Os dois foram presos na quinta-feira (11), em um sítio na zona rural de Timon, durante ação policial que encontrou cocaína, armas de fogo, munições e balanças de precisão — itens que, ao que tudo indica, não fazem parte de nenhum “conteúdo patrocinado”. O caseiro do local, detido na operação, recebeu liberdade provisória com medidas cautelares, numa demonstração de que a Justiça sabe diferenciar responsabilidades.

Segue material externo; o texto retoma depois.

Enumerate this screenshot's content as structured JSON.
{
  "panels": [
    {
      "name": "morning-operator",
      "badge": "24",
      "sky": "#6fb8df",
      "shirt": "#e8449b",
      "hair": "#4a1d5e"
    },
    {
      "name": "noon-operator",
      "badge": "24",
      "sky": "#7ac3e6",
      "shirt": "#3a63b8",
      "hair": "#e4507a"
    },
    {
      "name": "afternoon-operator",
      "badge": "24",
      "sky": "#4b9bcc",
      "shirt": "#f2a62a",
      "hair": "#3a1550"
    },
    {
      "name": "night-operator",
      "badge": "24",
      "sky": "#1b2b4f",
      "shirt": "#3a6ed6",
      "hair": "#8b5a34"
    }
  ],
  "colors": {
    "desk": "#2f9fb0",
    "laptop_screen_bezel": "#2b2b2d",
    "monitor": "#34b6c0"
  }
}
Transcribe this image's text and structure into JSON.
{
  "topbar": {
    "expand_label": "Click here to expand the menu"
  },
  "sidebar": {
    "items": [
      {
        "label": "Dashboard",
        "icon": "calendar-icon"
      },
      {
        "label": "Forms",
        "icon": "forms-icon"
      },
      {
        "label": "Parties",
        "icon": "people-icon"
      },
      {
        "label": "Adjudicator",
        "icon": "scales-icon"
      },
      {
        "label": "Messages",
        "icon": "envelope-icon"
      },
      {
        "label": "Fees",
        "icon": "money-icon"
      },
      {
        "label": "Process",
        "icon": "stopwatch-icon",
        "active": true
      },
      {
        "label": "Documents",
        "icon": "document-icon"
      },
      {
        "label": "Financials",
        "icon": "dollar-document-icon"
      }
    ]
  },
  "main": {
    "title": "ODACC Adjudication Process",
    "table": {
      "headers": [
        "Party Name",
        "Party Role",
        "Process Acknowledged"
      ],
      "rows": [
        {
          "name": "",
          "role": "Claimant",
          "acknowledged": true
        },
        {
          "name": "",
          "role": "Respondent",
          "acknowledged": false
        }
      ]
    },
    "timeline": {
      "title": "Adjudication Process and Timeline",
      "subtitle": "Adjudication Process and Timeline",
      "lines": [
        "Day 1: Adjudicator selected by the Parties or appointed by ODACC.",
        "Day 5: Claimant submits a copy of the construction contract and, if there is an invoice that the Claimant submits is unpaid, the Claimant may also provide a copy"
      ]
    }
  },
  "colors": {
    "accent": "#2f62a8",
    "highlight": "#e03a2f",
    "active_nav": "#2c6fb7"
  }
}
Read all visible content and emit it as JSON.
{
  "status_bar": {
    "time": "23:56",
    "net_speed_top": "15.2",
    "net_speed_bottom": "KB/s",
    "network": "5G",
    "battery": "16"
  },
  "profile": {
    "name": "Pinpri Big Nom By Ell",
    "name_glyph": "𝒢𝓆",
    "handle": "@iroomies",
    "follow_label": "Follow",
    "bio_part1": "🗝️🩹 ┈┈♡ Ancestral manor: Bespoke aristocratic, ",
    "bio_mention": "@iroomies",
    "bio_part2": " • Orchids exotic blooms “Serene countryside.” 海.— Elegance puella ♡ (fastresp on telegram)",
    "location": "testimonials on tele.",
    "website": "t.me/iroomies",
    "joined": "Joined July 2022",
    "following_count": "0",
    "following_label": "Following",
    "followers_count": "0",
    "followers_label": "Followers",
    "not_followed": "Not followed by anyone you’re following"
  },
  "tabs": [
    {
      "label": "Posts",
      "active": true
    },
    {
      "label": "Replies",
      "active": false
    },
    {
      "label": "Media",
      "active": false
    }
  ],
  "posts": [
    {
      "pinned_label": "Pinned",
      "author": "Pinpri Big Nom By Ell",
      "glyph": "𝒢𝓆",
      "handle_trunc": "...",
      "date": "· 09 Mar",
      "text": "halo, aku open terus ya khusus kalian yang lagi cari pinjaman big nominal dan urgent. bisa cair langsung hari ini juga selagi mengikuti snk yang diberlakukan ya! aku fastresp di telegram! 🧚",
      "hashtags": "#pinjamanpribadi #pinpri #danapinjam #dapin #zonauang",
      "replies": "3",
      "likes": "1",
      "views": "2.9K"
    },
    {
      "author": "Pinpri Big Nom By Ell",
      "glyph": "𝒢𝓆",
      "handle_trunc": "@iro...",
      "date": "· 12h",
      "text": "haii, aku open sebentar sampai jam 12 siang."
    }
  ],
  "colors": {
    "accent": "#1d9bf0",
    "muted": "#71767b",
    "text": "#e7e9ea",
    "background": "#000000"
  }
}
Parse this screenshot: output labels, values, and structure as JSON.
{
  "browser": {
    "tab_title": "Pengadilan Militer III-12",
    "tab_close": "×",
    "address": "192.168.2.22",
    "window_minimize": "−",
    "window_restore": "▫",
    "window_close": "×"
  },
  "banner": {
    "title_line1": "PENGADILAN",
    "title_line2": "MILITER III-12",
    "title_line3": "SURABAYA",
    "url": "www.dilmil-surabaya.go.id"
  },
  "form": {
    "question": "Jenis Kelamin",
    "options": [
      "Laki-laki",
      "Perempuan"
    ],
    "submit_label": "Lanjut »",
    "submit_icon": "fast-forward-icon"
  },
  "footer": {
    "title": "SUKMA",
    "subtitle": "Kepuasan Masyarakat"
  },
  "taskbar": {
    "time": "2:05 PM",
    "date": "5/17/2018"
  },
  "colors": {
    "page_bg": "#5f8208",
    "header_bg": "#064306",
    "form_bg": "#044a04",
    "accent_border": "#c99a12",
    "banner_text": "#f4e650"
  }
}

Segundo a Diretoria de Operações Policiais (DEOP), a investigação também alcança um capítulo mais grave: Jorge Luís tinha mandado de prisão em aberto pelo homicídio de Jad Rubens, apontado como gerente do tráfico de uma facção criminosa. A vítima foi sequestrada durante um baile reggae em Teresina e encontrada morta nas proximidades do Rodoanel, na zona Sul da capital.
Concluída a audiência, Letícia Ellen e Jorge Luís foram encaminhados ao sistema prisional do Maranhão, onde permanecem à disposição da Justiça — enquanto a polícia segue fazendo o que se espera dela: investigar, prender e apresentar resultados.